My phone was gone, but the frustration was not. I spun in circles on the email. I mentally replayed their message repeatedly. I crafted a response—a takedown. Then I prepared another. I was ready with dozens of potential responses. Each draft flowed through a variety of edits. I edited and re-edited. I planned for potential responses and prepared countermeasures. This was mental office judo, and I was on the mats. I thought of traps to lay so I could entice specific responses. Then I could spring my next fully formed volley.
I kept having better and better ideas. I already knew not to reply while angry, but that didn’t stop me from drafting powerful and poetic defenses. It was so good that I heard applause.

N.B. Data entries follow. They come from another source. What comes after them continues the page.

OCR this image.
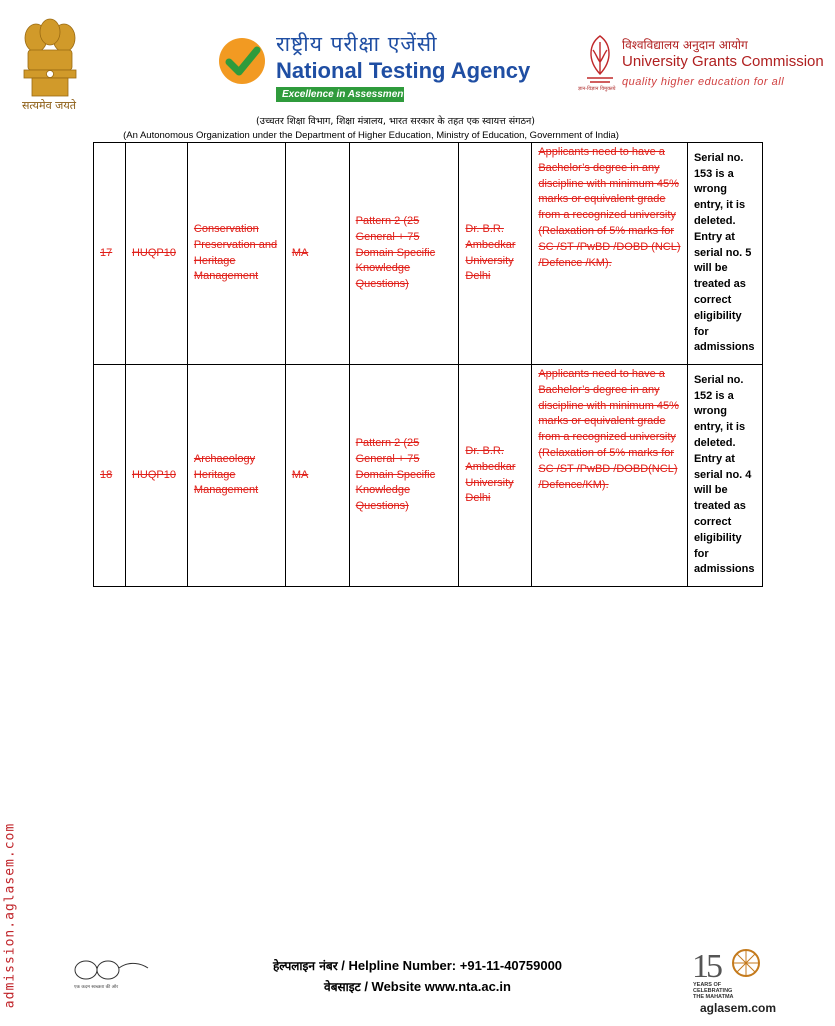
सत्यमेव जयते
राष्ट्रीय परीक्षा एजेंसी
National Testing Agency
Excellence in Assessment	ज्ञान-विज्ञान विमुक्तये
विश्वविद्यालय अनुदान आयोग
University Grants Commission
quality higher education for all
(उच्चतर शिक्षा विभाग, शिक्षा मंत्रालय, भारत सरकार के तहत एक स्वायत्त संगठन)
(An Autonomous Organization under the Department of Higher Education, Ministry of Education, Government of India)
17	HUQP10	Conservation Preservation and Heritage Management	MA	Pattern 2 (25 General + 75 Domain Specific Knowledge Questions)	Dr. B.R. Ambedkar University Delhi	Applicants need to have a Bachelor’s degree in any discipline with minimum 45% marks or equivalent grade from a recognized university (Relaxation of 5% marks for SC /ST /PwBD /DOBD (NCL) /Defence /KM).	Serial no. 153 is a wrong entry, it is deleted. Entry at serial no. 5 will be treated as correct eligibility for admissions
18	HUQP10	Archaeology Heritage Management	MA	Pattern 2 (25 General + 75 Domain Specific Knowledge Questions)	Dr. B.R. Ambedkar University Delhi	Applicants need to have a Bachelor’s degree in any discipline with minimum 45% marks or equivalent grade from a recognized university (Relaxation of 5% marks for SC /ST /PwBD /DOBD(NCL) /Defence/KM).	Serial no. 152 is a wrong entry, it is deleted. Entry at serial no. 4 will be treated as correct eligibility for admissions
admission.aglasem.com	एक कदम स्वच्छता की ओर
हेल्पलाइन नंबर / Helpline Number: +91-11-40759000
वेबसाइट / Website www.nta.ac.in
1
5
YEARS OF
CELEBRATING
THE MAHATMA
aglasem.com
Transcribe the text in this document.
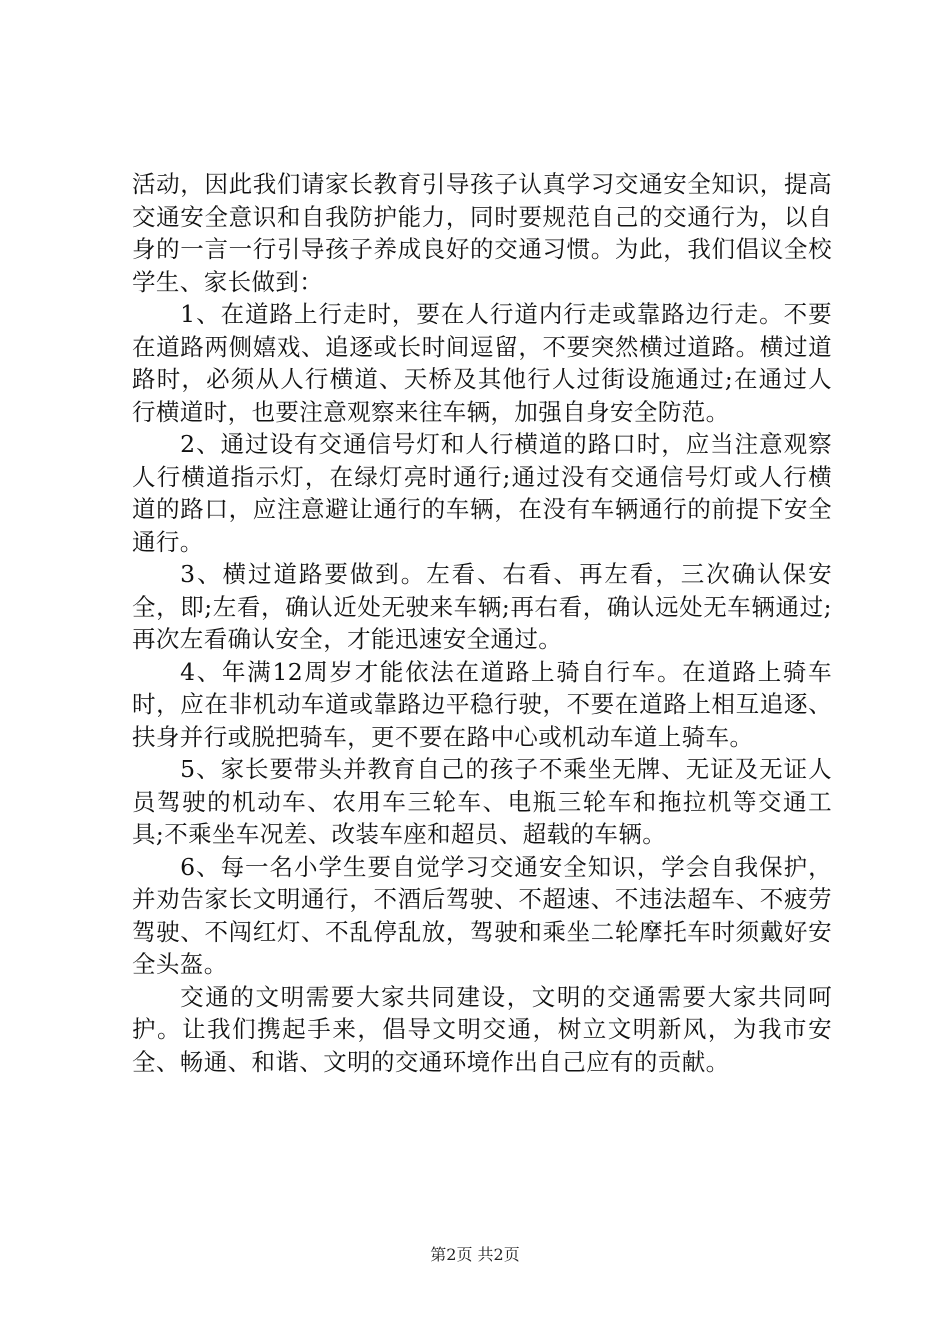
活动，因此我们请家长教育引导孩子认真学习交通安全知识，提高交通安全意识和自我防护能力，同时要规范自己的交通行为，以自身的一言一行引导孩子养成良好的交通习惯。为此，我们倡议全校学生、家长做到：

1、在道路上行走时，要在人行道内行走或靠路边行走。不要在道路两侧嬉戏、追逐或长时间逗留，不要突然横过道路。横过道路时，必须从人行横道、天桥及其他行人过街设施通过;在通过人行横道时，也要注意观察来往车辆，加强自身安全防范。

2、通过设有交通信号灯和人行横道的路口时，应当注意观察人行横道指示灯，在绿灯亮时通行;通过没有交通信号灯或人行横道的路口，应注意避让通行的车辆，在没有车辆通行的前提下安全通行。

3、横过道路要做到。左看、右看、再左看，三次确认保安全，即;左看，确认近处无驶来车辆;再右看，确认远处无车辆通过;再次左看确认安全，才能迅速安全通过。

4、年满12周岁才能依法在道路上骑自行车。在道路上骑车时，应在非机动车道或靠路边平稳行驶，不要在道路上相互追逐、扶身并行或脱把骑车，更不要在路中心或机动车道上骑车。

5、家长要带头并教育自己的孩子不乘坐无牌、无证及无证人员驾驶的机动车、农用车三轮车、电瓶三轮车和拖拉机等交通工具;不乘坐车况差、改装车座和超员、超载的车辆。

6、每一名小学生要自觉学习交通安全知识，学会自我保护，并劝告家长文明通行，不酒后驾驶、不超速、不违法超车、不疲劳驾驶、不闯红灯、不乱停乱放，驾驶和乘坐二轮摩托车时须戴好安全头盔。

交通的文明需要大家共同建设，文明的交通需要大家共同呵护。让我们携起手来，倡导文明交通，树立文明新风，为我市安全、畅通、和谐、文明的交通环境作出自己应有的贡献。

第2页 共2页
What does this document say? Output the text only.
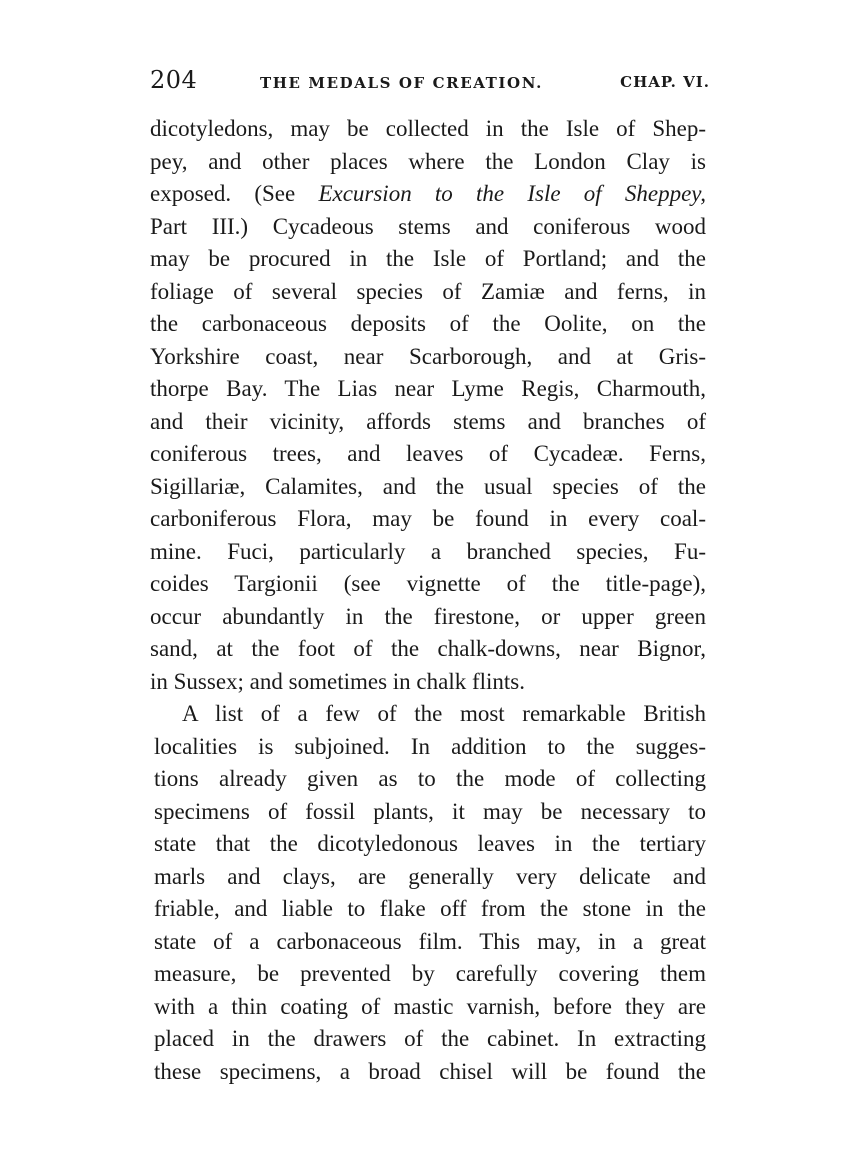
204	THE MEDALS OF CREATION.	CHAP. VI.
dicotyledons, may be collected in the Isle of Shep-
pey, and other places where the London Clay is
exposed. (See Excursion to the Isle of Sheppey,
Part III.) Cycadeous stems and coniferous wood
may be procured in the Isle of Portland; and the
foliage of several species of Zamiæ and ferns, in
the carbonaceous deposits of the Oolite, on the
Yorkshire coast, near Scarborough, and at Gris-
thorpe Bay. The Lias near Lyme Regis, Charmouth,
and their vicinity, affords stems and branches of
coniferous trees, and leaves of Cycadeæ. Ferns,
Sigillariæ, Calamites, and the usual species of the
carboniferous Flora, may be found in every coal-
mine. Fuci, particularly a branched species, Fu-
coides Targionii (see vignette of the title-page),
occur abundantly in the firestone, or upper green
sand, at the foot of the chalk-downs, near Bignor,
in Sussex; and sometimes in chalk flints.
A list of a few of the most remarkable British
localities is subjoined. In addition to the sugges-
tions already given as to the mode of collecting
specimens of fossil plants, it may be necessary to
state that the dicotyledonous leaves in the tertiary
marls and clays, are generally very delicate and
friable, and liable to flake off from the stone in the
state of a carbonaceous film. This may, in a great
measure, be prevented by carefully covering them
with a thin coating of mastic varnish, before they are
placed in the drawers of the cabinet. In extracting
these specimens, a broad chisel will be found the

It seems the applause was not for my email vigilantism. The room was applauding the band. The band that just finished all their pieces for the night. I missed the entire thing.
I was not able to enjoy the music. Instead, I was multiple layers deep into a non-existent conversation. I wasn’t laying traps, I was trapped. Stuck in my head about something I couldn’t do anything about. I was not going to reply—no phone, no angry email—just trapped. I used my now to dwell on an email from the past. I used my now to peer into a non-existent future of how they might respond, how I might further counter.
I could not resolve what was bothering me. I could not, or at least did not, enjoy the performance. I fear how much of my life is spent missing the moment because I am mentally engaged in unimportant things elsewhere.
Can I avoid dwelling on the past or obsessing about a possible future? Am I trading this moment for fake re-runs? What noise is distracting me from right now?
Be curious, be kind, be whole, do good things.




Wow - what a great story. I’m sure it hit home for others - as it did for me. You’re good, really good, you draw us in and then tap us from the side with something so real, so relevant, and we find ourselves saying “didn’t see that one coming” and “thanks” at the same time!